Monday, May 26, 2014

Keeping you updated on the market! For the week of May 26, 2014

Time for the Logjam to Loosen
The signs increasingly point to accelerating housing activity.
Late last week, the Census Bureau reported that housing starts jumped 13.2%, to a 1.072 million annualized rate, in April. The numbers easily blew past most economists' estimates. Even more encouraging, permits increased 8%, thus pointing to an elevated level of starts for the near future.
To be sure, most of the gains were posted in the multi-family segment, but the more important single-family segment also moved higher. Starts inched up 0.8%; permits posted a 0.3% gain.
On the existing-home front, sales are still not where we'd like to see them, but they're finally moving forward. Sales for April posted at 4.65 million on an annualized basis – a 1.3% increase over sales in March. This was actually only the second time in the past nine months sales have posted a gain, so we'll take it.
The numbers on inventory were particularly encouraging. NAR data show the number of existing homes for sales jumped 16.8%, to 2.29 million homes, in April. The “for sale” surge has lifted overall inventory to a 5.9-months supply.
Financing costs shouldn't hinder future sales growth. Mortgage rates are about where they were this time last October. shows a 4.29% average rate at the national level on the 30-year fixed-rate loan; Freddie Mac shows 4.14%.
Combine lower mortgage rates with recent Fannie Mac/Freddie Mac initiations that will make it easier for lenders to extend credit to more people, and we see no reason sales and new construction should not maintain an upward trajectory.
But there is no guarantee mortgage rates will continue scratching lower ground. We confess that we are somewhat surprised that rates have trended lower this long and this far over the past two months. Job growth in recent months points to a strengthening, expanding economy.
In other words, it's possible today's low rates are an anomaly – and one that could quickly vanish. In two weeks, another employment report is scheduled to be released. If it surprises to the upside, like the last two reports, mortgage rates could easily reverse course and head for higher ground.
After a period of meaningful rate declines, the risk of waiting for more declines rises. Markets do have a stopping point; this is a point well worth noting to our clients.


Date and Time
S&P/Case-Shiller Home Price Index
Tues., May 27,
9:00 am, ET
0.4% (Increase)
Important. Price growth in more local markets will likely slow.
Mortgage Applications
Wed., May 28,
7:00 am, ET
Important. Purchase activity has slowed, which suggests home-sale gains will be difficult to maintain.
Gross Domestic Product
(1st Quarter 2014)
Wed., May 28,
8:30 am, ET
0.6% (Decrease)
Moderately Important. GDP growth was impeded by bad weather in the first quarter.

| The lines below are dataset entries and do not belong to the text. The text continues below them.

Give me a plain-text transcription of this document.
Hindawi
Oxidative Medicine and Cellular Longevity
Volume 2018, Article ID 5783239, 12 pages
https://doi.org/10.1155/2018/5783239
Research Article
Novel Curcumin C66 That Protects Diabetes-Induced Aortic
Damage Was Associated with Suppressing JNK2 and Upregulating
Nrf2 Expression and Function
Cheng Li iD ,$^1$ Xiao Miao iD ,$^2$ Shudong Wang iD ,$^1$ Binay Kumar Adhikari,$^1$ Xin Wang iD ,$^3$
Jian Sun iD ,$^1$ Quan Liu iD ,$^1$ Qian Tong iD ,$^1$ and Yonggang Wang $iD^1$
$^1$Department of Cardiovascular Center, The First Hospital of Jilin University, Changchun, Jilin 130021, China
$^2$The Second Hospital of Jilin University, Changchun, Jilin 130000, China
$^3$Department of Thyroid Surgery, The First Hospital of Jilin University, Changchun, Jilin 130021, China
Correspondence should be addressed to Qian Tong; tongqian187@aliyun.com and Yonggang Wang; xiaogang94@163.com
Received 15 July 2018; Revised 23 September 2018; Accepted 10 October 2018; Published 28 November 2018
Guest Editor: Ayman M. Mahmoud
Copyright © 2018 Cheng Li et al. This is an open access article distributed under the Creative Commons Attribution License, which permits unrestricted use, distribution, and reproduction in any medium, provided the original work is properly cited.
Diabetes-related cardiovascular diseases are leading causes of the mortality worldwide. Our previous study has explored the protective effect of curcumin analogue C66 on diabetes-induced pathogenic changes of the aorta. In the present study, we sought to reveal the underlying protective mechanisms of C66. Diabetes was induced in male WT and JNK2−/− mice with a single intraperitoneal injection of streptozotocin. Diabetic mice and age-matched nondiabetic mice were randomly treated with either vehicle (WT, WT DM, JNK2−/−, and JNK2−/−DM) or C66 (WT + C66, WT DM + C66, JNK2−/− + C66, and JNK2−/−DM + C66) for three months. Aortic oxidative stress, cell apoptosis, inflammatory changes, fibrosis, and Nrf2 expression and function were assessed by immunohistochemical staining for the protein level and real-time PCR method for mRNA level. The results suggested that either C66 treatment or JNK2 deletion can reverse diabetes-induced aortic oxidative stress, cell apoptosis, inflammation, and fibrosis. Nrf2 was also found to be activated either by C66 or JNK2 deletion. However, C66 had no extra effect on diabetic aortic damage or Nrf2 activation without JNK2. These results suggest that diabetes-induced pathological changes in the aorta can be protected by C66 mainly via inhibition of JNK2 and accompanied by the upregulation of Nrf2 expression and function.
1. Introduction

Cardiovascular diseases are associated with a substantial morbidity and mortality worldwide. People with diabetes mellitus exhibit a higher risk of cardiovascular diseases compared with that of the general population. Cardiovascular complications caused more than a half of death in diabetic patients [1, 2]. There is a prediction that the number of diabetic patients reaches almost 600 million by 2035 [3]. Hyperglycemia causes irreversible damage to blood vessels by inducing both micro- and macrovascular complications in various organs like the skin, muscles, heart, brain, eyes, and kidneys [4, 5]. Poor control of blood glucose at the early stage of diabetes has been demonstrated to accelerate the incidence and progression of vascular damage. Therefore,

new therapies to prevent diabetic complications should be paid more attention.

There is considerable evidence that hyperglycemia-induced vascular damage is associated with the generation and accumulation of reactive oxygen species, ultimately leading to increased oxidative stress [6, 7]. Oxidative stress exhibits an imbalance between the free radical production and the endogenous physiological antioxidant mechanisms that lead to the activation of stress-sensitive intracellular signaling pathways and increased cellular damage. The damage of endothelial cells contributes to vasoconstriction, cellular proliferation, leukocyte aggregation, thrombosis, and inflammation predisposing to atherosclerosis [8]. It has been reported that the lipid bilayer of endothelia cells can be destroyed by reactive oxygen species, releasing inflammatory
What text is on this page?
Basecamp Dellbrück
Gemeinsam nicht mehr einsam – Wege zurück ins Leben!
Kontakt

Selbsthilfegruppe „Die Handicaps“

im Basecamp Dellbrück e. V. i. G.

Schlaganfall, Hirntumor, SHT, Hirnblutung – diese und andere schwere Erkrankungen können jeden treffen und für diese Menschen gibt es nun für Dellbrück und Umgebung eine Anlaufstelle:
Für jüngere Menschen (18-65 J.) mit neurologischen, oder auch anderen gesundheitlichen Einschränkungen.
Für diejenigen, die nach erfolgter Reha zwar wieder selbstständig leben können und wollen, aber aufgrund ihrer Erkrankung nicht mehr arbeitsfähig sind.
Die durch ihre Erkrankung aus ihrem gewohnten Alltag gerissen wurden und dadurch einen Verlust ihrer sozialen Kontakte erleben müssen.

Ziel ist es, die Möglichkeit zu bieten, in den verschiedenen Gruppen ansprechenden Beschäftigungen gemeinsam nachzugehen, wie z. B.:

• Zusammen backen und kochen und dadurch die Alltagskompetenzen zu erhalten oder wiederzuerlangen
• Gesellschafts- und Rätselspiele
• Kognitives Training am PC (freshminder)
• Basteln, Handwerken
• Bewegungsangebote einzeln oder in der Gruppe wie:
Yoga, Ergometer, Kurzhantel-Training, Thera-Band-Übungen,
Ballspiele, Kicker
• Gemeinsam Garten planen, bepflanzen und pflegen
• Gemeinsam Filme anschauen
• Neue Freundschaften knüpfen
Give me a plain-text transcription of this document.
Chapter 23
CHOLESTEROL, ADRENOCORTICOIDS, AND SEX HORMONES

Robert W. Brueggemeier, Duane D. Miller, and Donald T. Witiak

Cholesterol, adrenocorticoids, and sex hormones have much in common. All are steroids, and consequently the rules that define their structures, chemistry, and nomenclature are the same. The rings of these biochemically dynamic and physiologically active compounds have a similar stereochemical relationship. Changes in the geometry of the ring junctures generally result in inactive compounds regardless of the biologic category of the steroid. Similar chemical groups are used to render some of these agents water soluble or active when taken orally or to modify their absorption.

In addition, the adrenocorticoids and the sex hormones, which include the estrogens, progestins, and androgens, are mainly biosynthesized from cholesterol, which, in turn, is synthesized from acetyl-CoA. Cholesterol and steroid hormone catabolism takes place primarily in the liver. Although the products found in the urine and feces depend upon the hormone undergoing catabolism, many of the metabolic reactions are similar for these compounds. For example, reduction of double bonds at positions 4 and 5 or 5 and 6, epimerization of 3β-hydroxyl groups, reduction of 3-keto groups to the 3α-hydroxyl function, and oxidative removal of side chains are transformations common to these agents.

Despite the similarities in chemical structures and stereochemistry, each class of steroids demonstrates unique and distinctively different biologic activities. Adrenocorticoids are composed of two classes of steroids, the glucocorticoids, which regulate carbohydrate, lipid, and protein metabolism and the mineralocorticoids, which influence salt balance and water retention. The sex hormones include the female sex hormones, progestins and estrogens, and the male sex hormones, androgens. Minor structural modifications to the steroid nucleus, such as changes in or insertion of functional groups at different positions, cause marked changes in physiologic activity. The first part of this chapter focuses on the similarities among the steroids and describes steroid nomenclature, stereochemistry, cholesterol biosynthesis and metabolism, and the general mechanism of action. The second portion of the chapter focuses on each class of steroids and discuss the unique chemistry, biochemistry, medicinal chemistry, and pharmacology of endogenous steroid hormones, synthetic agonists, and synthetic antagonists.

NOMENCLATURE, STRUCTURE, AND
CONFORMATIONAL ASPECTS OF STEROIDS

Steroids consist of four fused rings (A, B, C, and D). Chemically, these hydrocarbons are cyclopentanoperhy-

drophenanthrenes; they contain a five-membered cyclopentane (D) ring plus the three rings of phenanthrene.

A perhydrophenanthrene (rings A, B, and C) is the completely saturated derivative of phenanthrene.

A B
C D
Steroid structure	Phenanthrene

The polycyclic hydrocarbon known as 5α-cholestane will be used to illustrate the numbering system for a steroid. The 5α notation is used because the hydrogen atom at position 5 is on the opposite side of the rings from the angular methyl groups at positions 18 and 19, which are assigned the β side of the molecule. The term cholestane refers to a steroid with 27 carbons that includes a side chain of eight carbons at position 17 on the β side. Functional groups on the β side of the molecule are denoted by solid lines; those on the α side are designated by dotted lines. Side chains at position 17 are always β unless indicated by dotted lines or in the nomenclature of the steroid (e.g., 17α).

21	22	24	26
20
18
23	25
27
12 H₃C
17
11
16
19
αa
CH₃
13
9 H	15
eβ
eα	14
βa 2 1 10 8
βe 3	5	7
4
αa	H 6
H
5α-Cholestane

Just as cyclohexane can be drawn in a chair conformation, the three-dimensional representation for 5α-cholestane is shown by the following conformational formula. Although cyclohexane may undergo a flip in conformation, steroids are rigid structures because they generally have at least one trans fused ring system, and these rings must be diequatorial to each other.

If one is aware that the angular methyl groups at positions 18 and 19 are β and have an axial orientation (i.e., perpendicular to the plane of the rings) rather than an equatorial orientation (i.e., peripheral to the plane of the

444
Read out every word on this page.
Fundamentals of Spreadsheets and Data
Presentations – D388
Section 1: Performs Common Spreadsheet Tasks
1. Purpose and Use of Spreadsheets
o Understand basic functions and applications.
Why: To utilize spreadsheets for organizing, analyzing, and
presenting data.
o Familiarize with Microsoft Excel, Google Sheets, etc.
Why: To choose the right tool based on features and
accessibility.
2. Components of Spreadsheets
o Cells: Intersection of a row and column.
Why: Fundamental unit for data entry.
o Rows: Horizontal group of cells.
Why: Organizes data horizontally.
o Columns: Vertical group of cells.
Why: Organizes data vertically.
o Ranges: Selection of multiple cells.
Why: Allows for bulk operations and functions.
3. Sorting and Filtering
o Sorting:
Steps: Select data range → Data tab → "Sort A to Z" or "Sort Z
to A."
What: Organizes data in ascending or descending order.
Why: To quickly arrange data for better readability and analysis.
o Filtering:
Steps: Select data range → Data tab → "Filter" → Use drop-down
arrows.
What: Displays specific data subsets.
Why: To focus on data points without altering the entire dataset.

Fortunately, growth has picked up in the second quarter.
Pending Home Sales
Thurs., May 29,
10:00 am, ET
2.0% (Increase)
Important. Contract activity is expected to build on last month's strong gain, but remains sluggish.


How a Contrarian Accentuates the Negative
The more we vet the data, the more we like what we see. Other people, though, might see it otherwise.
For instance, household formation remains low. Indeed, it's at a multi-decade low. According to recent Census Bureau data , 36.2% of Americans under age 35 owned a home in the first quarter of 2014, compared with 41.3% in the first-quarter of 2008. The latest generation of young adults have been slower than their predecessors to venture out on their own.
Many people see this a negative; we see it as a positive. You eventually have to leave home, for no other reason than to maintain the sanity of parent and child alike. Speaking more pragmatically, basement-dwelling young adults are pent up housing demand that will come to market. In other words, we expect to see a continual rise in new household formations, which is obviously a plus for housing.
The trend in renting is another example. A bias toward renting remains pervasive. At the same time, the data point to homeownership at levels that prevailed in 1995. Today, 64.8% of American families own their homes compared with 68.9% – the peak of ownership – in 2006.
Again, we see good news for housing, especially when factoring in the rent trend. Reis Inc., reports apartment rents have rose steadily over the past 17 quarters. They're now roughly 11% higher than they were compared to the post-crash lows in 2009. This means owning is the preferable economic option for more people.
The really good news is that most of us prefer to own; contrary to all the positive chatter on renting. A poll taken by Trulia last year shows 75% of Americans believe it's better to buy than to rent a home.
A lot of what is reported is taken as negative, but when considered in a long-term context, it's actually positive.